I am very confident on the swim, confident on the run and still need some work on the bike but know that I can do that leg also. My plan has scheduled working on open water swimming as soon as the weather warms in May. Focus on race nutrition begins in April.
Mid May 2023 I will have completed the IM Level 1 Plan using power for both run and bike. Important to note that I have never done either a half or full IM. I have done a number of Sprint and Olympic races.
I have two questions looking ahead and need some advice/guidance:
1) After I have completed the Level 1 plan should I do the Level 2 plan or restart with Level 1? Level 2’s increase in volume will not be an issue.

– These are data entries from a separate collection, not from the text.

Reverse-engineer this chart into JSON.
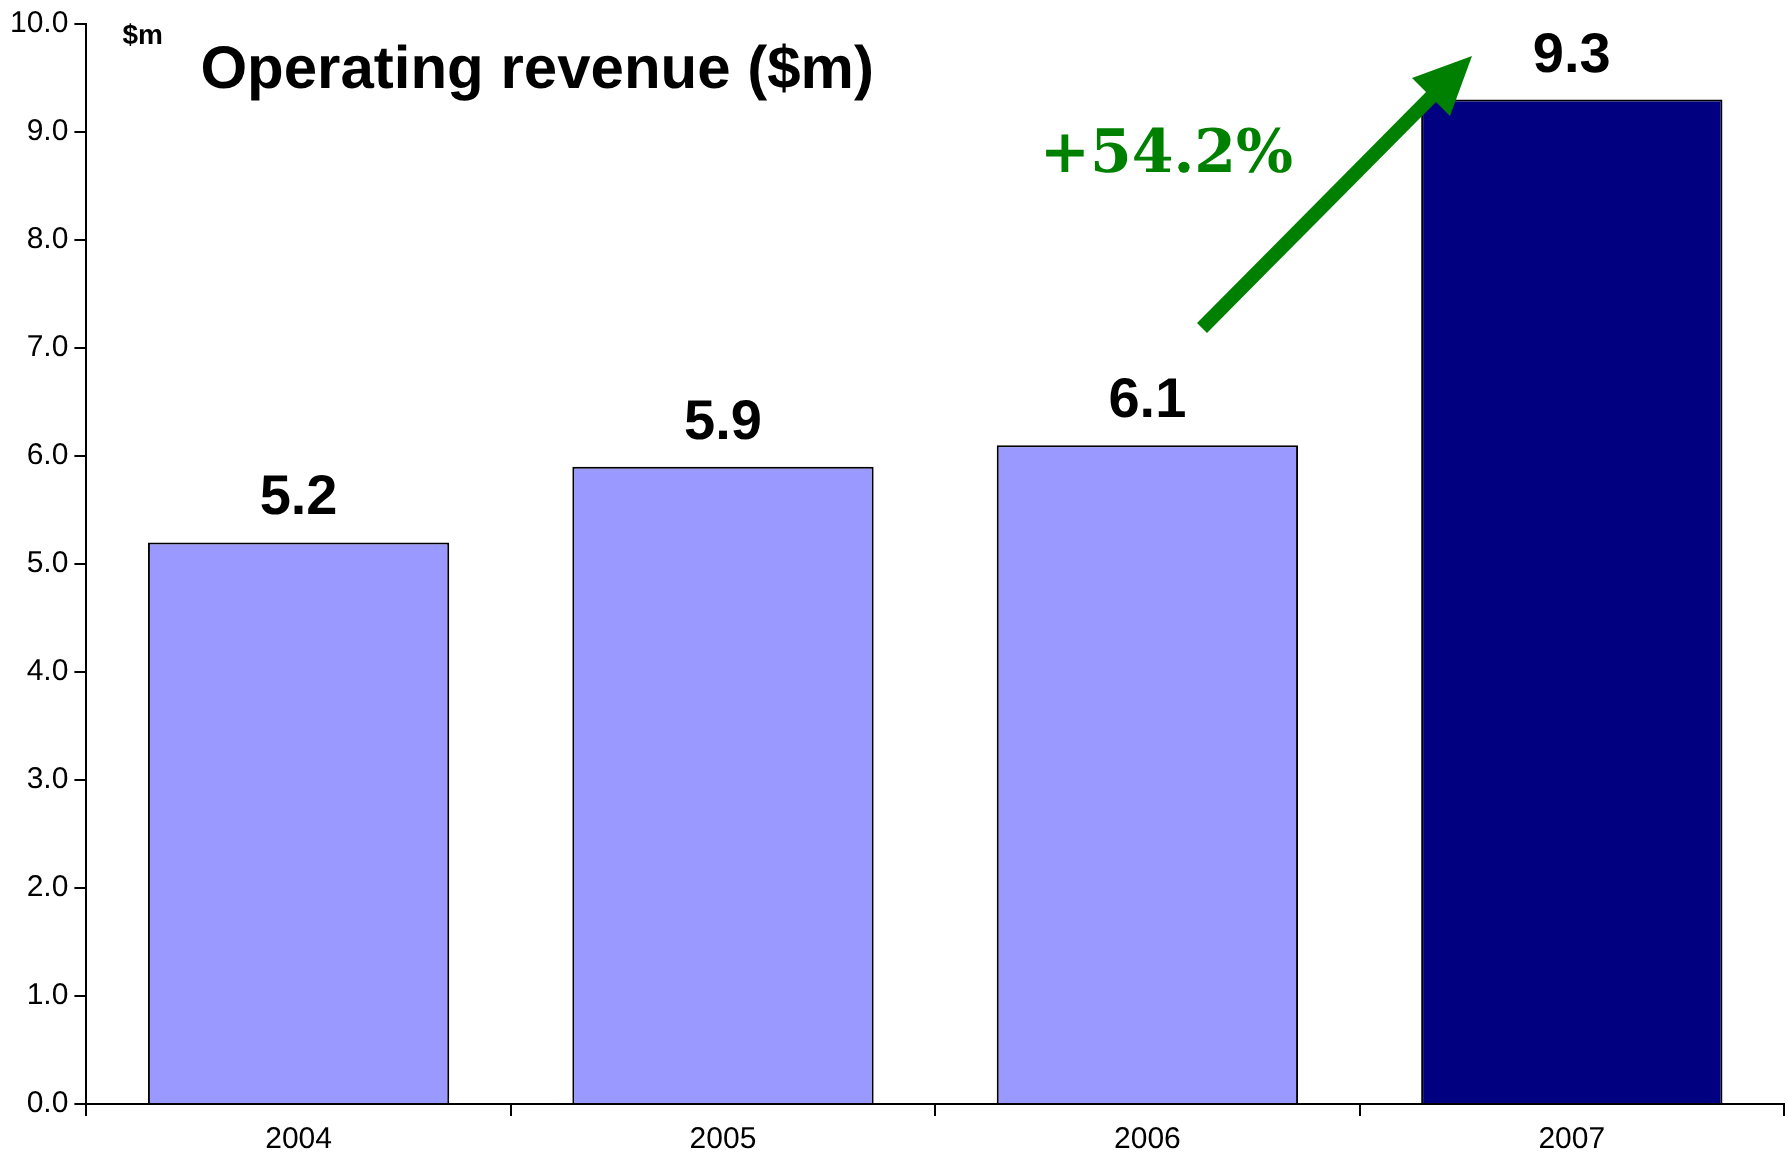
{
  "chart_data": {
    "type": "bar",
    "title": "Operating revenue ($m)",
    "ylabel": "$m",
    "categories": [
      "2004",
      "2005",
      "2006",
      "2007"
    ],
    "values": [
      5.2,
      5.9,
      6.1,
      9.3
    ],
    "colors": [
      "#9999ff",
      "#9999ff",
      "#9999ff",
      "#000080"
    ],
    "ylim": [
      0,
      10
    ],
    "yticks": [
      {
        "value": 0,
        "label": "0.0"
      },
      {
        "value": 1,
        "label": "1.0"
      },
      {
        "value": 2,
        "label": "2.0"
      },
      {
        "value": 3,
        "label": "3.0"
      },
      {
        "value": 4,
        "label": "4.0"
      },
      {
        "value": 5,
        "label": "5.0"
      },
      {
        "value": 6,
        "label": "6.0"
      },
      {
        "value": 7,
        "label": "7.0"
      },
      {
        "value": 8,
        "label": "8.0"
      },
      {
        "value": 9,
        "label": "9.0"
      },
      {
        "value": 10,
        "label": "10.0"
      }
    ],
    "annotations": [
      "+54.2%"
    ],
    "data_labels": true,
    "grid": false,
    "legend": false
  }
}
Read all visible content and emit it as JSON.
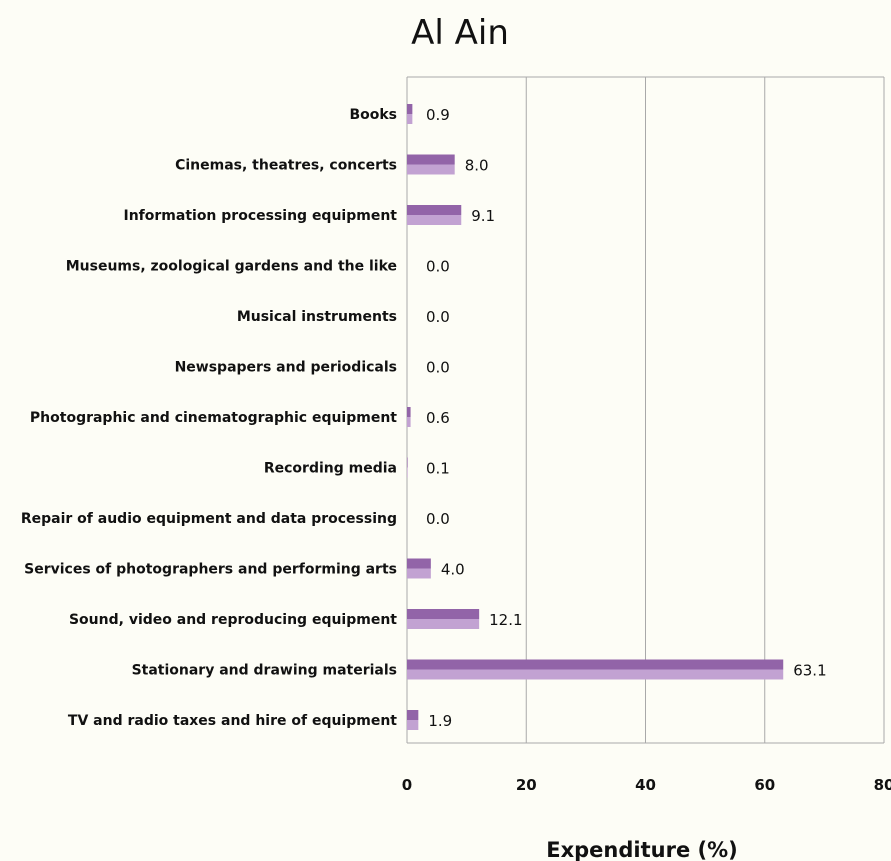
{
  "chart_data": {
    "type": "bar",
    "orientation": "horizontal",
    "title": "Al Ain",
    "xlabel": "Expenditure (%)",
    "ylabel": "",
    "xlim": [
      0,
      80
    ],
    "x_ticks": [
      0,
      20,
      40,
      60,
      80
    ],
    "grid": true,
    "legend": "none",
    "colors": {
      "bar_top": "#9264a8",
      "bar_bottom": "#c2a2d2",
      "grid": "#a9a9a9",
      "background": "#fdfdf6"
    },
    "categories": [
      "Books",
      "Cinemas, theatres, concerts",
      "Information processing equipment",
      "Museums, zoological gardens and the like",
      "Musical instruments",
      "Newspapers and periodicals",
      "Photographic and cinematographic equipment",
      "Recording media",
      "Repair of audio equipment and data processing",
      "Services of photographers and performing arts",
      "Sound, video and reproducing equipment",
      "Stationary and drawing materials",
      "TV and radio taxes and hire of equipment"
    ],
    "values": [
      0.9,
      8.0,
      9.1,
      0.0,
      0.0,
      0.0,
      0.6,
      0.1,
      0.0,
      4.0,
      12.1,
      63.1,
      1.9
    ],
    "value_labels": [
      "0.9",
      "8.0",
      "9.1",
      "0.0",
      "0.0",
      "0.0",
      "0.6",
      "0.1",
      "0.0",
      "4.0",
      "12.1",
      "63.1",
      "1.9"
    ]
  }
}
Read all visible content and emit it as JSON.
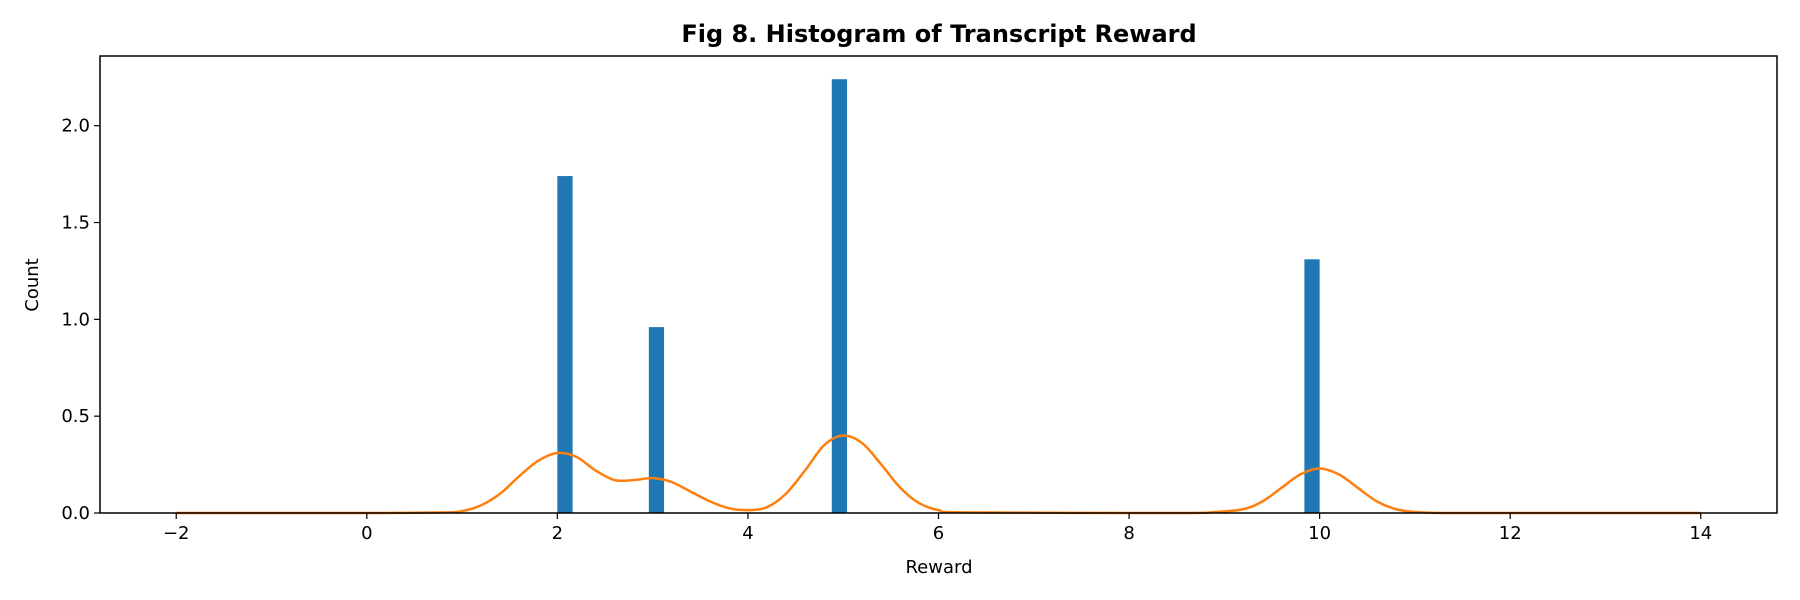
{
  "chart_data": {
    "type": "bar",
    "title": "Fig 8. Histogram of Transcript Reward",
    "xlabel": "Reward",
    "ylabel": "Count",
    "xlim": [
      -2.8,
      14.8
    ],
    "ylim": [
      0,
      2.36
    ],
    "xticks": [
      "−2",
      "0",
      "2",
      "4",
      "6",
      "8",
      "10",
      "12",
      "14"
    ],
    "xtick_values": [
      -2,
      0,
      2,
      4,
      6,
      8,
      10,
      12,
      14
    ],
    "yticks": [
      "0.0",
      "0.5",
      "1.0",
      "1.5",
      "2.0"
    ],
    "ytick_values": [
      0,
      0.5,
      1.0,
      1.5,
      2.0
    ],
    "bar_width": 0.16,
    "series": [
      {
        "type": "bar",
        "color": "#1f77b4",
        "x": [
          2.08,
          3.04,
          4.96,
          9.92
        ],
        "values": [
          1.74,
          0.96,
          2.24,
          1.31
        ]
      },
      {
        "type": "line",
        "color": "#ff7f0e",
        "x": [
          -2.0,
          0.0,
          0.8,
          1.0,
          1.2,
          1.4,
          1.6,
          1.8,
          2.0,
          2.2,
          2.4,
          2.6,
          2.8,
          3.0,
          3.2,
          3.4,
          3.6,
          3.8,
          4.0,
          4.2,
          4.4,
          4.6,
          4.8,
          5.0,
          5.2,
          5.4,
          5.6,
          5.8,
          6.0,
          6.3,
          8.5,
          8.9,
          9.2,
          9.4,
          9.6,
          9.8,
          10.0,
          10.2,
          10.4,
          10.6,
          10.8,
          11.0,
          11.3,
          12.0,
          14.0
        ],
        "values": [
          0.0,
          0.0,
          0.003,
          0.01,
          0.04,
          0.1,
          0.19,
          0.27,
          0.31,
          0.29,
          0.22,
          0.17,
          0.17,
          0.18,
          0.16,
          0.11,
          0.06,
          0.025,
          0.015,
          0.03,
          0.1,
          0.22,
          0.35,
          0.4,
          0.36,
          0.25,
          0.13,
          0.05,
          0.015,
          0.003,
          0.0,
          0.005,
          0.02,
          0.06,
          0.13,
          0.2,
          0.23,
          0.2,
          0.13,
          0.06,
          0.02,
          0.005,
          0.0,
          0.0,
          0.0
        ]
      }
    ]
  }
}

2) Santa Cruz has open registration for a half IM on Sept 10. IM California is Oct 22. Living in NorCal it an easy drive and may be a good test. But not convinced the test will really be of value since its only 6 weeks until IM California. I am thinking that continuing with the prescribed plan; especially at that point is likely more beneficial.
Appreciate your advice. I want to complete IM California really bad and am completely focused on it.
Again I must say that the 80/20 plan has worked out great and just the whole training process has brought about a number of positive improvements in my concentration, confidence and health. My time management both at work and at hope has improved and I find myself far more productive. This has been a very rewarding journey.
1. If you don’t have a problem with the increase in volume from LVL1 to LVL2, definitely try LVL2. If at any point you feel overwhelmed or think its too much; you can always scale back to LVL 1.
2. 6 weeks away from your main “A” race, is a good window to try out a “full dress rehearsal” with a shorter “B” race like an Olympic or a 70.3. If I’m not mistaken, that would be around week 18 of your plan. It’s a good opportunity to try out some race-specific pacing and nutrition.